Solving the coastal eutrophication problem by large scale seaweed cultivation
- Cite this article as:
- Fei, X. Hydrobiologia (2004) 512: 145. doi:10.1023/B:HYDR.0000020320.68331.ce
Eutrophication is becoming a serious problem in coastal waters in many parts of the world. It induces the phytoplankton blooms including `Red Tides', followed by heavy economic losses to extensive aquaculture area. Some cultivated seaweeds have very high productivity and could absorb large quantities of N, P, CO2, produce large amount of O2 and have excellent effect on decreasing eutrophication. The author believes that seaweed cultivation in large scale should be a good solution to the eutrophication problem in coastal waters. To put this idea into practice, four conditions should be fulfilled: (a) Large-scale cultivation could be conducted within the region experiencing eutrophication. (b) Fundamental scientific and technological problems for cultivation should have been solved. (c) Cultivation should not impose any harmful ecological effects. (d) Cultivation must be economically feasible and profitable.
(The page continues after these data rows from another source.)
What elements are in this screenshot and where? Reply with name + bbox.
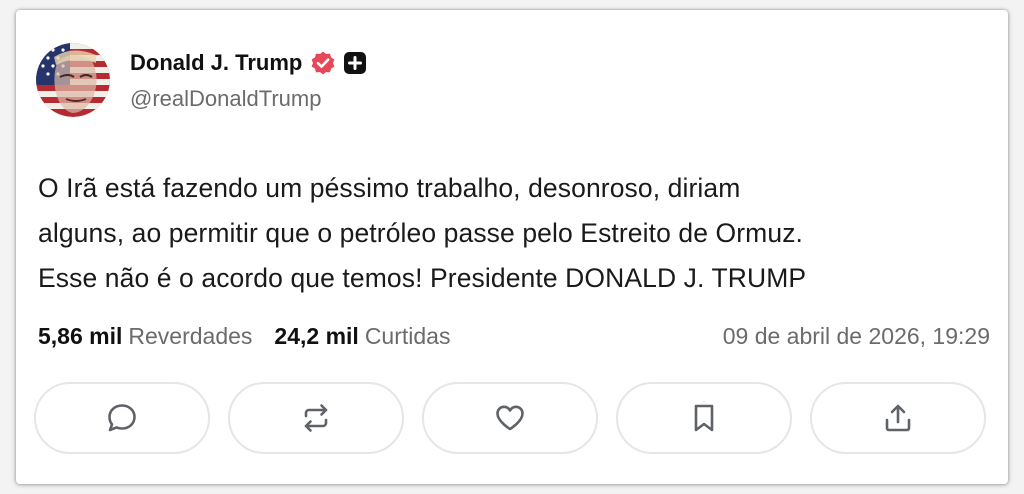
author-row: Donald J. Trump	[130, 48, 367, 78]
post-card: Donald J. Trump @realDonaldTrump O Irã e…	[16, 10, 1008, 484]
bookmark-button[interactable]	[616, 382, 792, 454]
comment-icon	[108, 404, 136, 432]
avatar[interactable]	[36, 43, 110, 117]
like-button[interactable]	[422, 382, 598, 454]
post-timestamp: 09 de abril de 2026, 19:29	[722, 322, 990, 349]
heart-icon	[496, 405, 524, 431]
retruth-button[interactable]	[228, 382, 404, 454]
share-icon	[885, 404, 911, 432]
likes-count[interactable]: 24,2 mil	[274, 323, 358, 350]
share-button[interactable]	[810, 382, 986, 454]
reposts-label[interactable]: Reverdades	[128, 323, 252, 350]
bookmark-icon	[694, 404, 714, 432]
repost-icon	[304, 404, 328, 432]
post-stats: 5,86 mil Reverdades 24,2 mil Curtidas 09…	[38, 320, 990, 352]
reposts-count[interactable]: 5,86 mil	[38, 323, 122, 350]
author-name[interactable]: Donald J. Trump	[130, 50, 302, 76]
likes-label[interactable]: Curtidas	[365, 323, 451, 350]
post-text: O Irã está fazendo um péssimo trabalho, …	[38, 166, 988, 301]
action-bar	[34, 382, 986, 454]
reply-button[interactable]	[34, 382, 210, 454]
post-text-line: O Irã está fazendo um péssimo trabalho, …	[38, 173, 741, 203]
post-text-line: alguns, ao permitir que o petróleo passe…	[38, 218, 804, 248]
author-handle[interactable]: @realDonaldTrump	[130, 86, 321, 112]
post-text-line: Esse não é o acordo que temos! President…	[38, 263, 807, 293]
flag-portrait-avatar-icon	[36, 43, 110, 117]
plus-badge-icon	[344, 52, 367, 74]
verified-badge-icon	[310, 50, 336, 76]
In northern China, large-scale cultivation of Laminaria japonica Aresch. has been encouraged for years to balance the negative effects from scallop cultivation. Preliminary research in recent years has shown that Gracilaria lemaneiformis (Bory) Daws. and Porphyra haitanensis Chang et Zheng are the two best candidates for this purpose along the Chinese southeast to southern coast from Fujian to Guangdong, Guangxi and Hong Kong. Gracilaria tenuistipitata var. liui Chang et Xia is promising for use in pond culture condition with shrimps and fish.